Since Mayor Lori Lightfoot appointed a new seven-person school board last June, its members have launched a handful of new committees tasked with addressing key education issues facing the city.
So far, the board has tackled workforce diversity (read more here), and it has scheduled meetings at the end of January and into February on the issue of equitable school budgeting.
On Tuesday, the group will wade into the topic of early childhood education and the school system’s role in the city’s broader universal pre-K rollout. The meeting will start at 5:30 p.m. at Mariano Azuela Elementary School near Midway Airport.
The conversation will be facilitated by school board member Luisiana Melendez, a faculty member and researcher at Erikson Institute, a prominent early education training center. Chalkbeat spoke with Melendez in advance of the event.
Here are four things we learned about the role of the committee.
The committee signals greater prominence for early childhood education, one area of enrollment growth in an otherwise declining district.

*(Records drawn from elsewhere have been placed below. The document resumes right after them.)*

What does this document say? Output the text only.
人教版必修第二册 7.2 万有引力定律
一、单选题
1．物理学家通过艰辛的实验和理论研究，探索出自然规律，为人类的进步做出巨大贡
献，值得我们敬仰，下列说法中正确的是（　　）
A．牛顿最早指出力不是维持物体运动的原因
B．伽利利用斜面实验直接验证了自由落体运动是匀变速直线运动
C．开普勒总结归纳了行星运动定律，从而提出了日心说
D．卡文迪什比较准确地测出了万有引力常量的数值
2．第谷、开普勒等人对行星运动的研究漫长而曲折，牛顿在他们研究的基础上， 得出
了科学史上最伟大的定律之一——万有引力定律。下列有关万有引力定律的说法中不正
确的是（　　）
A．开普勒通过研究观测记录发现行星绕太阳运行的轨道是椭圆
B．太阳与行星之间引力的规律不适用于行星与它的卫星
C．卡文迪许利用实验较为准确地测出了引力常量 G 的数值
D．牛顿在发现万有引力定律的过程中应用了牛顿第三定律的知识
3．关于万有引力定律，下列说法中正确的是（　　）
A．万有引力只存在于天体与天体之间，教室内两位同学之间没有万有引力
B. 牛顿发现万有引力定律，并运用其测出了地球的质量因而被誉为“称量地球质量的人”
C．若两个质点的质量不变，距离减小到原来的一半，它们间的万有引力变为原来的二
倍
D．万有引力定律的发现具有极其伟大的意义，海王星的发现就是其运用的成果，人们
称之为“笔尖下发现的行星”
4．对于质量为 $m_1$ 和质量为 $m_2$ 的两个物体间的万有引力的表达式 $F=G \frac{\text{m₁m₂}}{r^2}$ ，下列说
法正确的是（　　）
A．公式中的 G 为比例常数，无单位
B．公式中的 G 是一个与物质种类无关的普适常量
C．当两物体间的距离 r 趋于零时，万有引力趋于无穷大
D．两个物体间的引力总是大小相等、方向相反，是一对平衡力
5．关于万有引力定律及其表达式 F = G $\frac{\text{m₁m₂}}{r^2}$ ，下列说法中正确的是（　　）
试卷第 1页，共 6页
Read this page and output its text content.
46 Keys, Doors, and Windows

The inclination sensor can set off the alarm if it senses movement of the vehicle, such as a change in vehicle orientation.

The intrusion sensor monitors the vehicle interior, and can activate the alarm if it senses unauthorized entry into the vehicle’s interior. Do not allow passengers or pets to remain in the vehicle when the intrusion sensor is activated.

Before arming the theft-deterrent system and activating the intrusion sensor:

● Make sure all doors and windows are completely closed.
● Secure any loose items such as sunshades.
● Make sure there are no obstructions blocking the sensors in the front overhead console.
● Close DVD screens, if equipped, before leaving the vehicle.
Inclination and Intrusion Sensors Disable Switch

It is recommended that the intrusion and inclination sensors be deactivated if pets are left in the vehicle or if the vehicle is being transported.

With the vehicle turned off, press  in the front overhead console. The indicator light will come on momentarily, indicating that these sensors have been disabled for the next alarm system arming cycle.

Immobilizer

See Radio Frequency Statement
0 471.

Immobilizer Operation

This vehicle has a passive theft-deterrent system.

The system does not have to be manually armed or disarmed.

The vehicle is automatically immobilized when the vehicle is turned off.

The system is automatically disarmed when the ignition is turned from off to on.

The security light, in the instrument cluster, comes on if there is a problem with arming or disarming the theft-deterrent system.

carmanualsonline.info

It was a notable nod to the early childhood education world when Mayor Lori Lightfoot appointed a faculty member from Erikson to the school board — and it’s one of the first times in recent memory that a school board member has brought the group deep expertise on the topic.
Melendez is a former kindergarten teacher who immigrated to the United States 30 years ago. She has studied emerging bilingualism in children ages 0 to 3, as well as how teachers recognize cultural and linguistic diversity. She said she’s not approaching the meeting with that particular focus in mind but will be curious what people say.
“When we think about early childhood, the availability of linguistic and culturally responsive services is one of my main interests. I also want to hear from families and stakeholders and teachers about (universal pre-K). I was an early childhood teacher for many, many years. I hope to get input from all of those constituencies.”
She said she plans to work closely with the other members of the board heading up other committees, such as diversifying the city’s education workforce — an issue facing early education as well as K-12. “I hope that the work we do will make the board more informed about these issues and address how they overlap,” she said. “None of these things exist in isolation.”
The committee’s scope will include educating the public about universal preschool in Chicago and getting feedback about how it is going so far.
This year, Chicago Public Schools credited an increase in younger students as one factor that partially offset its chronic enrollment declines. A closer look at the numbers shows that the district enrolled 1,400 more 4-year-olds in its schools than it did the previous year, primarily through full-day programs, to total a pre-K enrollment of 14,300. However, the addition of 4-year-olds offset a drop in 3-year-olds as it phases out some of those classrooms.
Each year, the city plans to open more preschool classrooms to reach more children, ultimately for a goal of closer to 23,000 between schools and community providers.
The school system has touted its long waitlist as a sign of demand and said the expansion will continue into more neighborhoods this year.
“There are things that are working well, and things that people are welcoming, and then there are things that need to be reconsidered and recalibrated,” Melendez said. “That’s what this particular meeting is meant to do: elicit more information.”
Expect the pre-K application system to get criticized.
A few years ago, Chicago Public Schools streamlined its application system for K-12 through the GoCPS universal application. But the multiple paths into preschool continue to make gaining acceptance confusing.
Parents use GoCPS to apply to three competitive magnet programs and a separate, city-run “early learning” portal for application to most other schools for 3- and 4-year-old seats. Confusing matters, some tuition-based programs still take school-level applications, and the rules that govern kindergarten acceptance — that is, that every city resident has a spot in a designated neighborhood school — don’t apply to preschool. (Worth noting, too, is that fraud in preschool applications and lax tuition collection recently surfaced among other issues in a recent annual report from the city’s inspector general.)
What’s more, the city’s early learning application — which is where the bulk of the applications are supposed to go — can be unwieldy, particularly for families for whom English is not a first language or who don’t have internet access at home. Some community groups offer sign-up help to families.
“(The application process) is something I’m aware of anecdotally as part of my professional work,” Melendez said.
Tuesday’s meeting will focus on school-level expansion, not the broader universal pre-K rollout.
Chicago’s decision to open more preschool classrooms within Chicago Public Schools is part of a broader universal pre-K rollout that is also intended to boost capacity among private and non-profit community providers. Some providers have lost seats due to a massive reshuffling in the way the city funds those programs, sparking criticism about the city’s broader plans.
Representatives from the city’s Department of Family and Support Services, which oversees community preschool programs, are not expected to attend Tuesday’s meeting to address issues identified with the larger rollout. But Melendez said to expect the city’s broader universal pre-K push to come up in future meetings.
“These are very complex issues,” she said. “This first meeting is just a dipstick to get a reading on a particular moment. We are not anticipating that this is going to address, or even be able to incorporate every single topic that deserves attention around early childhood.”